Leichter als er kann sie sich deswegen in andere Menschen einfühlen und den Anderen als Anderen wahrnehmen, was die Entwicklung der emotionalen Intelligenz fördert. Wenn sich solche Fähigkeiten mit Wahrheitsliebe und Durchsetzungsvermögen verbinden, lernen Frauen, mit Macht einsichtiger und menschenfreundlicher umzugehen als es der Männerwelt bisher gelungen ist.
Gesellschaftlich bestimmtes geschlechtsspezifisches Rollenverhalten führt dazu, dass die vielfältigen Identifikationsangebote frühzeitig unterbunden werden. Auf die für beide Geschlechter mögliche Verinnerlichung von Eigenschaften, wie Einfühlung in das eigene wie ins fremde Seelenleben könnte vor allem ein Mann profitieren und sich dadurch von früh sich herausbildenden Abwehrstrukturen erlösen.
Verhaltensweisen, die bisher nur Männern erlaubt waren, wie Durchsetzungsfähigkeit, Selbstbewusstsein, Freude am Erfolg, Erotik der Macht, von Frauen übernommen, könnten das Leben von Frauen wie Männern verändern und die Gesellschafts kreativ beeinflussen, sie von einer erstarrten weiblichen oder männlichen "Identität" befreien. Im Mythos vom androgynen Menschen bei Platon ist mit "androgyn" die Utopie eines dritten Geschlechts, eines "vollständigen" Menschen gemeint, der Männlichkeit und Weiblichkeit in sich vereint. Offenbar braucht nach Platon der Mann feminine Eigenschaften, um "Vollständigkeit" zu erreichen, was von der Männerwelt für die Frau umgekehrt damals bis heute eher nicht gewünscht wird - oder doch?

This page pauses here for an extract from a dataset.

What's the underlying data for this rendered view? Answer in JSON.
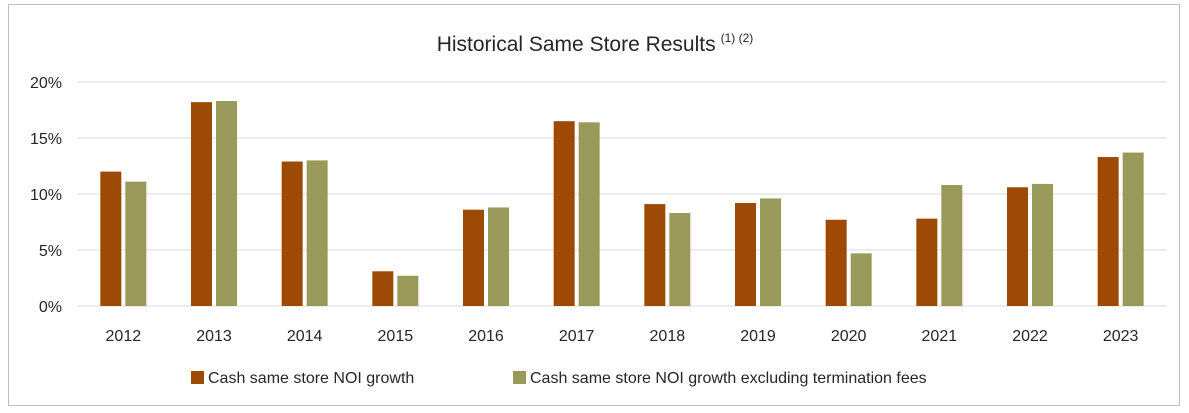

Die befreiten Frauen in ihrer besonderen sensiblen Intelligenz haben diese Möglichkeiten für sich bereits wahrgenommen, um sie für ihr Leben zu nutzen.
Zm Schluss möchte ich noch auf den Titel des Vortrages eingehen, der eine recht doppeldeutige Botschaft zu vermitteln versucht. Einerseits spricht er einen möglichen Wertewandel der Männer an, die erstmalig nach 1945 an Kriegshandlungen teilnehmen - nicht ohne Gewissenskonflikt, den sie mit etwas abwegigen Begründungen abzuwehren versuchen -, andererseits fordert der Titel die Frauen auf, ihre berühmte Friedfertigkeit den Männern gegenüber aufzugeben und von ihnen zu fordern, in die Wertewelt, die sie erstmalig für kurze Zeit mit ihnen teilten, zurückzukehren. Wir werden sehen, was daraus wird.